I too, am impatient, and don't want to wait too long, so starting tomorrow I'm going to start F6's solution & hoping for same / similar results. And trolling for comments from any of our other experienced growers that may have seen this.
BTW, I'm doubtful I also have a photoperiod accident seed; Fast Buds is auto-only. Excluding breeding stock, but I can't see seed production and breeding research getting a chance to get mixed up....
 
Yeah, it comes back to me now... we were pretty well convinced yours was a photoperiod that made it into an auto order.
I too, am impatient, and don't want to wait too long, so starting tomorrow I'm going to start F6's solution & hoping for same / similar results. And trolling for comments from any of our other experienced growers that may have seen this.
BTW, I'm doubtful I also have a photoperiod accident seed; Fast Buds is auto-only. Excluding breeding stock, but I can't see seed production and breeding research getting a chance to get mixed up....

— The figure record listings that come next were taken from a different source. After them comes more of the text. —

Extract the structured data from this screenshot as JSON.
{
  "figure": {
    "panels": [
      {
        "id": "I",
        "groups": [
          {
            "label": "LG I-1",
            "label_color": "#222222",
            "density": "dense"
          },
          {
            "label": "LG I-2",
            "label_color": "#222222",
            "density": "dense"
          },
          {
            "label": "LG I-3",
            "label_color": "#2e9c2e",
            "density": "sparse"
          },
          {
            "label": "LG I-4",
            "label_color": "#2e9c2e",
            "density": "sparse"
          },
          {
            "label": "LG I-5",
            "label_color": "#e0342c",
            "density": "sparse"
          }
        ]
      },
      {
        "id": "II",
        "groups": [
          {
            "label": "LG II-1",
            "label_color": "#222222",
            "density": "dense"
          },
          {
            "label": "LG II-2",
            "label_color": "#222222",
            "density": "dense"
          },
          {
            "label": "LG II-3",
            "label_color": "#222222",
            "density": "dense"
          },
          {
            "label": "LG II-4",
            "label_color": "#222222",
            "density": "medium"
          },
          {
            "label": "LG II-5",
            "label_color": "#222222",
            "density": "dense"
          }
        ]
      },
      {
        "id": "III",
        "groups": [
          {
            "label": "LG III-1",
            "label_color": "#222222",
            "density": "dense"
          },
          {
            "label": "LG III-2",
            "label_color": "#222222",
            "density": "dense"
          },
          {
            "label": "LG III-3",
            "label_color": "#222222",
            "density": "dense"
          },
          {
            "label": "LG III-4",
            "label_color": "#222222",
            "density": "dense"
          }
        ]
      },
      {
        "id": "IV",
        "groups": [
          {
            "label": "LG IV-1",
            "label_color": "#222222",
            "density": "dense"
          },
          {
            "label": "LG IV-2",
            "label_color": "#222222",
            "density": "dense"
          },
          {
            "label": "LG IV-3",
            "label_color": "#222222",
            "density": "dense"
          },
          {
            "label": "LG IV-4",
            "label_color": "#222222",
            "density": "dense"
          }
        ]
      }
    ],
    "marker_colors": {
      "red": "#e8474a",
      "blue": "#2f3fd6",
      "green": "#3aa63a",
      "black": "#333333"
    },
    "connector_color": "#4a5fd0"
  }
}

Mine were from a maverick breeder that's name comes up occasionally, all the FB I grew were top notch!

Hope the fix works, I recall it was only 4 days of 12/12 so that might save you a day. See how you go

Edit, actually iirc it was weird, they didn't stretch or do anything in preflower just slowly, and I mean slowly got bigger without producing flower, will not be growing his again although it was quite pleasent!